Performance of a pilot split-type anaerobic membrane bioreactor (AnMBR) treating antibiotics solvent wastewater at low temperatures

- Antibiotics solvent wastewater was treated by an AnMBR at low temperatures.
- High COD and THF removal efficiency can be found at 15 ± 3 °C in this study.
- Performance of the reactor showed that it can be well adapted to temperature shocks.
- Methanosarcinaceae and Methanobacteriales were dominant at low temperatures.
- The physical removal played an important role at lower temperatures.

The performance of a new pilot split-type anaerobic membrane bioreactor (AnMBR) configuration for treating antibiotics solvent wastewater at low temperatures was evaluated in this study. The AnMBR system comprised an internal circulation (IC) and ultrafiltration membrane modules, working as the biological removal and physical retention, respectively. The whole process was divided into four stages in terms of the variation of temperatures (35 ± 3 °C, 25 ± 3 °C, 15 ± 3 °C, 25 ± 3 °C). Total chemical oxygen demand (CODtotal) and tetrahydrofuran (THFtotal) removal efficiency at temperatures as low as 15 ± 3 °C were similar to mesophilic conditions (35 ± 3 °C, 25 ± 3 °C), which achieved over 95% and 96%, respectively.

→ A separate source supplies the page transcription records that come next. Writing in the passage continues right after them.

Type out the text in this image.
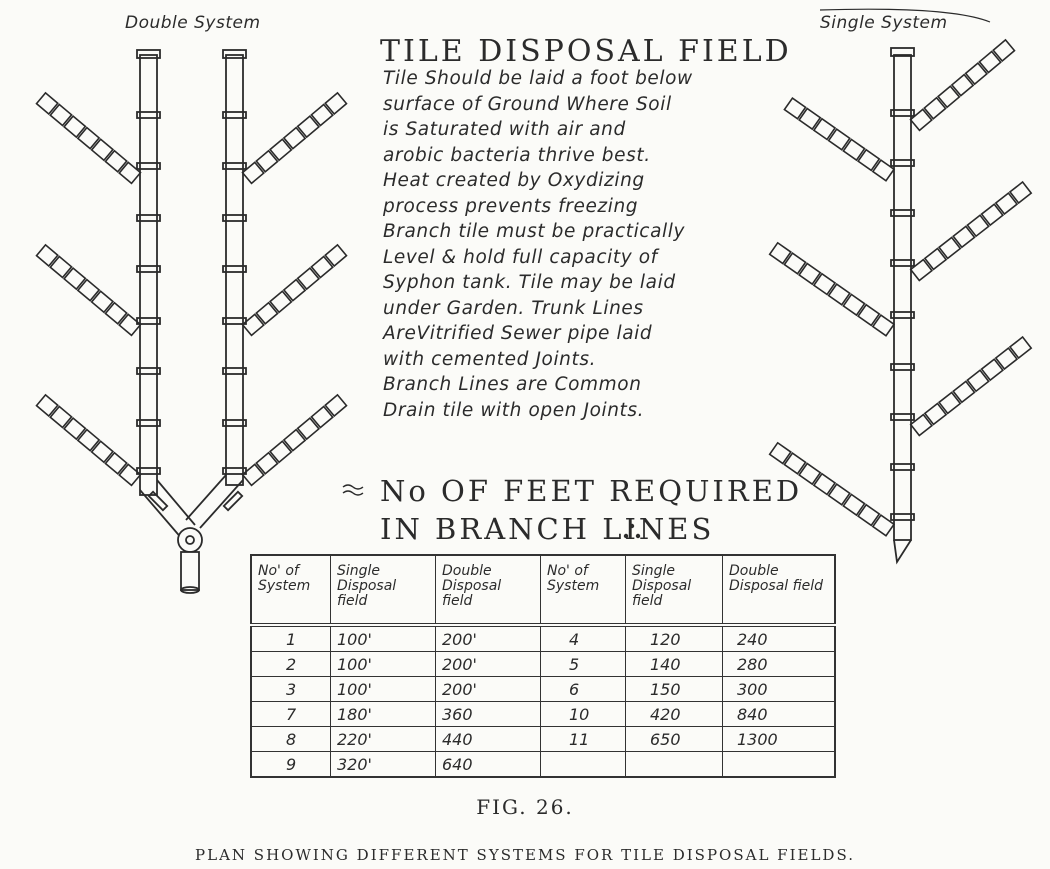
Double System	Single System
TILE DISPOSAL FIELD
Tile Should be laid a foot below
surface of Ground Where Soil
is Saturated with air and
arobic bacteria thrive best.
Heat created by Oxydizing
process prevents freezing
Branch tile must be practically
Level & hold full capacity of
Syphon tank. Tile may be laid
under Garden. Trunk Lines
AreVitrified Sewer pipe laid
with cemented Joints.
Branch Lines are Common
Drain tile with open Joints.
No OF FEET REQUIRED
IN BRANCH LINES
No' of System	Single Disposal field	Double Disposal field	No' of System	Single Disposal field	Double Disposal field
1	100'	200'	4	120	240
2	100'	200'	5	140	280
3	100'	200'	6	150	300
7	180'	360	10	420	840
8	220'	440	11	650	1300
9	320'	640			
FIG. 26.
PLAN SHOWING DIFFERENT SYSTEMS FOR TILE DISPOSAL FIELDS.
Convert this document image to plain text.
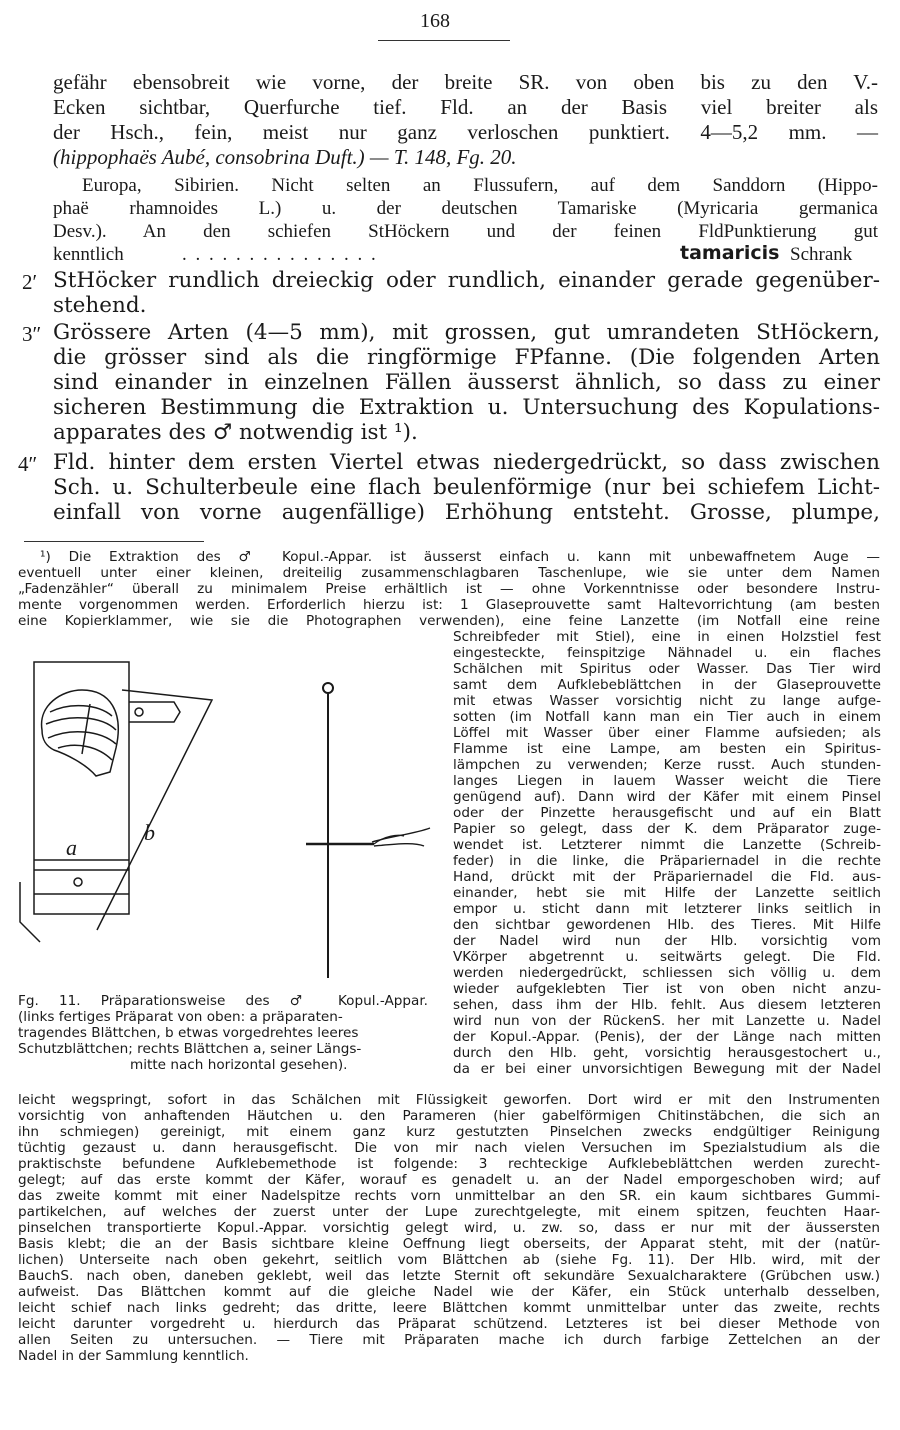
168
gefähr ebensobreit wie vorne, der breite SR. von oben bis zu den V.-
Ecken sichtbar, Querfurche tief. Fld. an der Basis viel breiter als
der Hsch., fein, meist nur ganz verloschen punktiert. 4—5,2 mm. —
(hippophaës Aubé, consobrina Duft.) — T. 148, Fg. 20.
Europa, Sibirien. Nicht selten an Flussufern, auf dem Sanddorn (Hippo-
phaë rhamnoides L.) u. der deutschen Tamariske (Myricaria germanica
Desv.). An den schiefen StHöckern und der feinen FldPunktierung gut
kenntlich	. . . . . . . . . . . . . . .	tamaricis Schrank
2′ StHöcker rundlich dreieckig oder rundlich, einander gerade gegenüber-
stehend.
3″ Grössere Arten (4—5 mm), mit grossen, gut umrandeten StHöckern,
die grösser sind als die ringförmige FPfanne. (Die folgenden Arten
sind einander in einzelnen Fällen äusserst ähnlich, so dass zu einer
sicheren Bestimmung die Extraktion u. Untersuchung des Kopulations-
apparates des ♂ notwendig ist ¹).
4″ Fld. hinter dem ersten Viertel etwas niedergedrückt, so dass zwischen
Sch. u. Schulterbeule eine flach beulenförmige (nur bei schiefem Licht-
einfall von vorne augenfällige) Erhöhung entsteht. Grosse, plumpe,
¹) Die Extraktion des ♂ Kopul.-Appar. ist äusserst einfach u. kann mit unbewaffnetem Auge —
eventuell unter einer kleinen, dreiteilig zusammenschlagbaren Taschenlupe, wie sie unter dem Namen
„Fadenzähler“ überall zu minimalem Preise erhältlich ist — ohne Vorkenntnisse oder besondere Instru-
mente vorgenommen werden. Erforderlich hierzu ist: 1 Glaseprouvette samt Haltevorrichtung (am besten
eine Kopierklammer, wie sie die Photographen verwenden), eine feine Lanzette (im Notfall eine reine
Schreibfeder mit Stiel), eine in einen Holzstiel fest
eingesteckte, feinspitzige Nähnadel u. ein flaches
Schälchen mit Spiritus oder Wasser. Das Tier wird
samt dem Aufklebeblättchen in der Glaseprouvette
mit etwas Wasser vorsichtig nicht zu lange aufge-
sotten (im Notfall kann man ein Tier auch in einem
Löffel mit Wasser über einer Flamme aufsieden; als
Flamme ist eine Lampe, am besten ein Spiritus-
lämpchen zu verwenden; Kerze russt. Auch stunden-
langes Liegen in lauem Wasser weicht die Tiere
genügend auf). Dann wird der Käfer mit einem Pinsel
oder der Pinzette herausgefischt und auf ein Blatt
Papier so gelegt, dass der K. dem Präparator zuge-
wendet ist. Letzterer nimmt die Lanzette (Schreib-
feder) in die linke, die Präpariernadel in die rechte
Hand, drückt mit der Präpariernadel die Fld. aus-
einander, hebt sie mit Hilfe der Lanzette seitlich
empor u. sticht dann mit letzterer links seitlich in
den sichtbar gewordenen Hlb. des Tieres. Mit Hilfe
der Nadel wird nun der Hlb. vorsichtig vom
VKörper abgetrennt u. seitwärts gelegt. Die Fld.
werden niedergedrückt, schliessen sich völlig u. dem
wieder aufgeklebten Tier ist von oben nicht anzu-
sehen, dass ihm der Hlb. fehlt. Aus diesem letzteren
wird nun von der RückenS. her mit Lanzette u. Nadel
der Kopul.-Appar. (Penis), der der Länge nach mitten
durch den Hlb. geht, vorsichtig herausgestochert u.,
da er bei einer unvorsichtigen Bewegung mit der Nadel
a
b
Fg. 11. Präparationsweise des ♂ Kopul.-Appar.
(links fertiges Präparat von oben: a präparaten-
tragendes Blättchen, b etwas vorgedrehtes leeres
Schutzblättchen; rechts Blättchen a, seiner Längs-
mitte nach horizontal gesehen).
leicht wegspringt, sofort in das Schälchen mit Flüssigkeit geworfen. Dort wird er mit den Instrumenten
vorsichtig von anhaftenden Häutchen u. den Parameren (hier gabelförmigen Chitinstäbchen, die sich an
ihn schmiegen) gereinigt, mit einem ganz kurz gestutzten Pinselchen zwecks endgültiger Reinigung
tüchtig gezaust u. dann herausgefischt. Die von mir nach vielen Versuchen im Spezialstudium als die
praktischste befundene Aufklebemethode ist folgende: 3 rechteckige Aufklebeblättchen werden zurecht-
gelegt; auf das erste kommt der Käfer, worauf es genadelt u. an der Nadel emporgeschoben wird; auf
das zweite kommt mit einer Nadelspitze rechts vorn unmittelbar an den SR. ein kaum sichtbares Gummi-
partikelchen, auf welches der zuerst unter der Lupe zurechtgelegte, mit einem spitzen, feuchten Haar-
pinselchen transportierte Kopul.-Appar. vorsichtig gelegt wird, u. zw. so, dass er nur mit der äussersten
Basis klebt; die an der Basis sichtbare kleine Oeffnung liegt oberseits, der Apparat steht, mit der (natür-
lichen) Unterseite nach oben gekehrt, seitlich vom Blättchen ab (siehe Fg. 11). Der Hlb. wird, mit der
BauchS. nach oben, daneben geklebt, weil das letzte Sternit oft sekundäre Sexualcharaktere (Grübchen usw.)
aufweist. Das Blättchen kommt auf die gleiche Nadel wie der Käfer, ein Stück unterhalb desselben,
leicht schief nach links gedreht; das dritte, leere Blättchen kommt unmittelbar unter das zweite, rechts
leicht darunter vorgedreht u. hierdurch das Präparat schützend. Letzteres ist bei dieser Methode von
allen Seiten zu untersuchen. — Tiere mit Präparaten mache ich durch farbige Zettelchen an der
Nadel in der Sammlung kenntlich.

While different mechanism of removal was obtained at different temperatures. The excellent removal efficiency was maintained via the combination of biological and physical removal, biological removal was the major reason of removal efficiency (>83.3%) at mesophilic temperatures and physical removal (>38.6%) dominated the effect at lower temperatures. As temperature decreased, permeate volatile fatty acids (VFA) in the bioreactor accumulated suggesting a reduction of methanogens activity and pH had a minimum value of 6.5. However, neither of them showed significant sign of water degradation towards the end of experiment. The examination of alkalinity, α value, and end-products of anaerobic fermentation, MLSS, MLVSS and MLVSS/MLSS suggested a negative effect slightly on microbial activity and no negative effect on the effluent quality at low temperatures due to the retention of membrane.